Thomas Gregor, head of the unit “Physics of Biological Function” has been awarded a European Research Council (ERC) Synergy grant for his project ‘Transcription in 4D: the dynamic interplay between chromatin architecture and gene expression in developing pseudo-embryos’. The project will be conducted in collaboration with Denis Duboule, working at the Collège de France (Paris), and Gasper Tkacik, leading the team ‘Information Processing in Biological Systems’ at IST Austria.
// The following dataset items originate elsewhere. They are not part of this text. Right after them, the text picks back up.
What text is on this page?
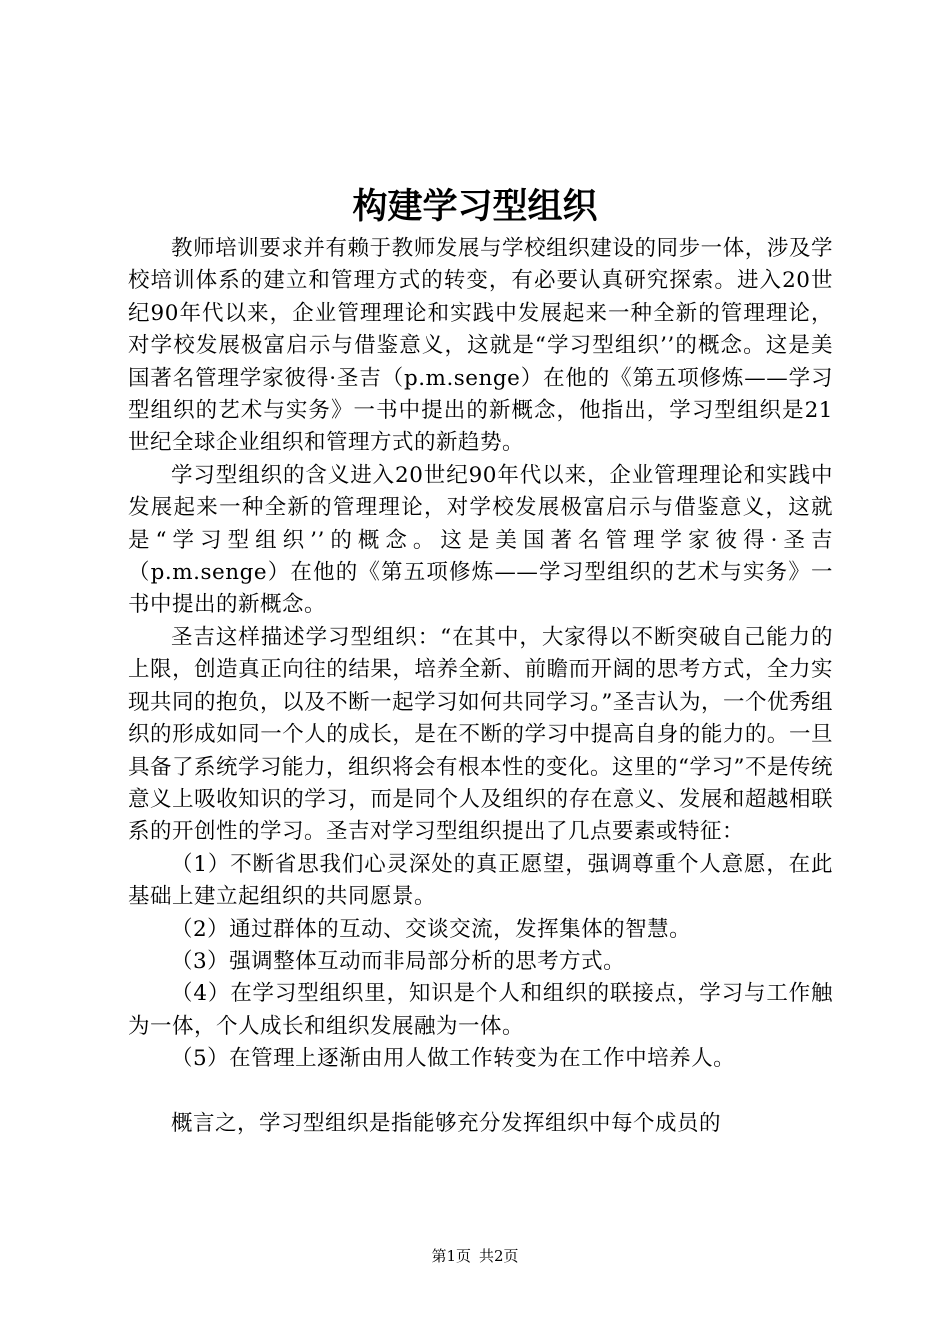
构建学习型组织

教师培训要求并有赖于教师发展与学校组织建设的同步一体，涉及学校培训体系的建立和管理方式的转变，有必要认真研究探索。进入20世纪90年代以来，企业管理理论和实践中发展起来一种全新的管理理论，对学校发展极富启示与借鉴意义，这就是“学习型组织’’的概念。这是美国著名管理学家彼得·圣吉（p.m.senge）在他的《第五项修炼——学习型组织的艺术与实务》一书中提出的新概念，他指出，学习型组织是21世纪全球企业组织和管理方式的新趋势。

学习型组织的含义进入20世纪90年代以来，企业管理理论和实践中发展起来一种全新的管理理论，对学校发展极富启示与借鉴意义，这就是“学习型组织’’的概念。这是美国著名管理学家彼得·圣吉（p.m.senge）在他的《第五项修炼——学习型组织的艺术与实务》一书中提出的新概念。

圣吉这样描述学习型组织：“在其中，大家得以不断突破自己能力的上限，创造真正向往的结果，培养全新、前瞻而开阔的思考方式，全力实现共同的抱负，以及不断一起学习如何共同学习。”圣吉认为，一个优秀组织的形成如同一个人的成长，是在不断的学习中提高自身的能力的。一旦具备了系统学习能力，组织将会有根本性的变化。这里的“学习”不是传统意义上吸收知识的学习，而是同个人及组织的存在意义、发展和超越相联系的开创性的学习。圣吉对学习型组织提出了几点要素或特征：

（1）不断省思我们心灵深处的真正愿望，强调尊重个人意愿，在此基础上建立起组织的共同愿景。

（2）通过群体的互动、交谈交流，发挥集体的智慧。

（3）强调整体互动而非局部分析的思考方式。

（4）在学习型组织里，知识是个人和组织的联接点，学习与工作触为一体，个人成长和组织发展融为一体。

（5）在管理上逐渐由用人做工作转变为在工作中培养人。

概言之，学习型组织是指能够充分发挥组织中每个成员的

第1页 共2页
Thomas Gregor coordinates one of the 37 projects selected in Europe for this prestigious and highly selective grant in 2023.

The consortium, which brings together expertise in genetics as well as experimental and theoretical biophysics, will focus on the spatio-temporal dynamics of gene regulation during the early stages of mammalian embryonic development by exploring the potential of a promising experimental model called pseudo-embryo. Pseudo-embryos are aggregates formed of hundreds of small embryonic stem cells that can self-organize and develop over time into a multicellular structure that recapitulates the early steps of the development of a human embryo. Using state-of-the-art microscopy technologies allowing for the visualization of chromosome organization at the scale of individual genes with a high temporal resolution, the three teams will study how genes are activated and transcribed over time in a pseudo-embryo. Through genome editing and external perturbations, they will observe the genome dynamics at the molecular scale and they will confront these observations with biophysical models based on polymer dynamics. This project will allow them to explore the interactions between chromatin architecture and gene expression in a controlled experimental setup to gain a better understanding of the dynamics at play during the first stages of the life of a mammalian embryo.